La violenza domestica è il pericolo più insidioso che si può muovere contro la donna in quarantena, muove dall’interno della casa, ovvero da quello che dovrebbe essere il luogo più sicuro oggi.
Ad oggi, aprile 2020, dall’otto marzo scorso le chiamate arrivate al numero antiviolenza, sempre attivo, che è l’1522, sono diminuite del 55 per cento. Questa diminuzione dipende dalla difficoltà della donna-vittima di chiedere aiuto, alcune donne si chiudono in bagno e cercano di coprire il rumore della telefonata, quindi della loro stessa voce, con quello dell’acqua o della doccia. Ciò lascia intendere come possa essere difficile per una donna violata nascondersi in casa propria.
L’isolamento aumenta i rischi di violenza domestica in quarantena: la situazione che stiamo vivendo espone la donna a maggiori pericoli perchè ella è bloccata in casa col “mostro”.
Ricordare qualche vittima, ci servirà a concretizzare l’idea che ci sono donne in pericolo e la loro incolumità è una responsabilità dello Stato rispetto alla quale la sola messa a disposizione dell’1522 può essere insufficiente:
Fortuna Belisario, una mamma di tre bambini 7, 10 e 11 anni, che viveva a Miano (periferia Nord di Napoli) è stata massacrata con una stampella appediabiti sotto gli occhi impotenti di sua madre. A toglierle la vita è stato il marito, che dopo averla uccisa, con una lucidità brutale ha chiamato le forze dell’ordine per farsi arrestare.
Alessandra Immacolata Musarra aveva solo ventitré anni ed è morta, uccisa dall’uomo della sua vita, massacrata a calci e pugni. Una violenza inaudita quella del suo compagno, che ha confessato l’omicidio a mani nude.
Nicoletta Indelicato, di solo 25 anni, accoltellata da Carmelo B. con la complicità di un’altra donna.
È riuscita a sopravvivere Antonietta Gargiulo a cui il marito ha sottratto le due figlie uccidendole prima di togliersi la vita a sua volta.
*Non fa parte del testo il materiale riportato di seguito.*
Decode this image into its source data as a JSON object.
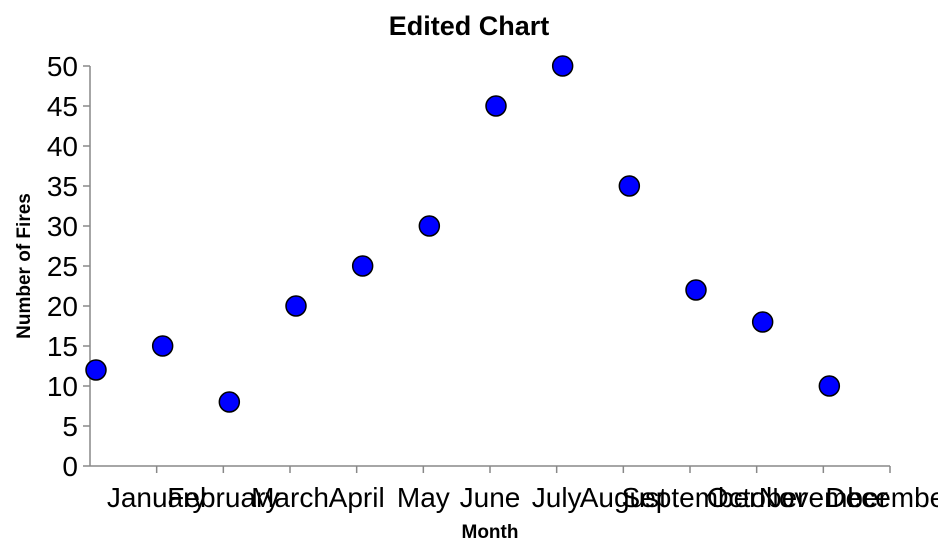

La lista di donne vittime vittime di femminicidio, come abbiamo visto troppo spesso, occupa la cronaca per i suoi continui aggiornamenti.
La violenza domestica in quarantena, complice lo stress che dipende dall’isolamento e l’incertezza che il Paese vive, non può non preoccupare le istituzioni.
Per le donne vittime di violenza non dovrebbe esistere l’impossibilità ad uscire dal giogo dell’uomo mostro, non dovrebbe esistere una parola terribile come “femminicidio” per ricordarci che queste donne possono morire a causa degli uomini.
I centri anti-violenza continuano a lavorare e cercano sistemi alternativi al numero 1522
Le associazioni anti violenza hanno, in questo frangente emergenziale, alcuni bisogni specifici:
- servono luoghi protetti ove collocare le donne che meritano assistenza adesso, servono case dove possano compiere la quarantena prima di fare il loro ingresso nei centri che già ospitano altre donne e mamme, spesso insieme ai loro figli. Ci sono associazioni che hanno preso in fitto delle casa a questo scopo e ci sono enti religiosi che hanno prestato ospitatlità.
- Alcuni centri continuano ad essere fisicamente operativi sui territori per le emergenze e per gli appuntamenti già fissati, ma la necessità di certificare gli spostamenti può porre la donna in pericolo o comunque può rappresentare un limite alla sua privacy.
Immaginate un piccolissimo paese dove l’agente di polizia municipale può (con una buona probabilità) essere parente o amico dell’uomo mostro da cui la donna tenta di fuggire.
- Una donna violata è fortemente controllata dal mostro da cui prova a scappare, è assai difficile che nella ristrettezza della sua casa possa trovare un luogo sicuro da cui telefonare all’1522 e chiedere aiuto.
- Le associazioni anti-violenza hanno bisogno di presidi di protezione: guanti, mascherine in primis.
Contro la violenza ogni donna-madre di un figlio maschio può fare qualcosa:
Tutte noi possiamo insegnare ai vostri figli la gentilezza, educandoli alla gestione e alla razionalizzazione di tutti i tipi di sentimenti anche quelli negativi, dimostrando loro che rabbia e frustrazione non possono mai trovare nè sfogo nè conforto nell’aggressione e nella sopraffazione fisica dell’altro. Insegniamo inoltre alle nostre figlie l’amore per se stesse e la consapevolezza che il primo bene inviolabile è il rispetto della propria identità.
Insegniamo tutto questo con l’esempio.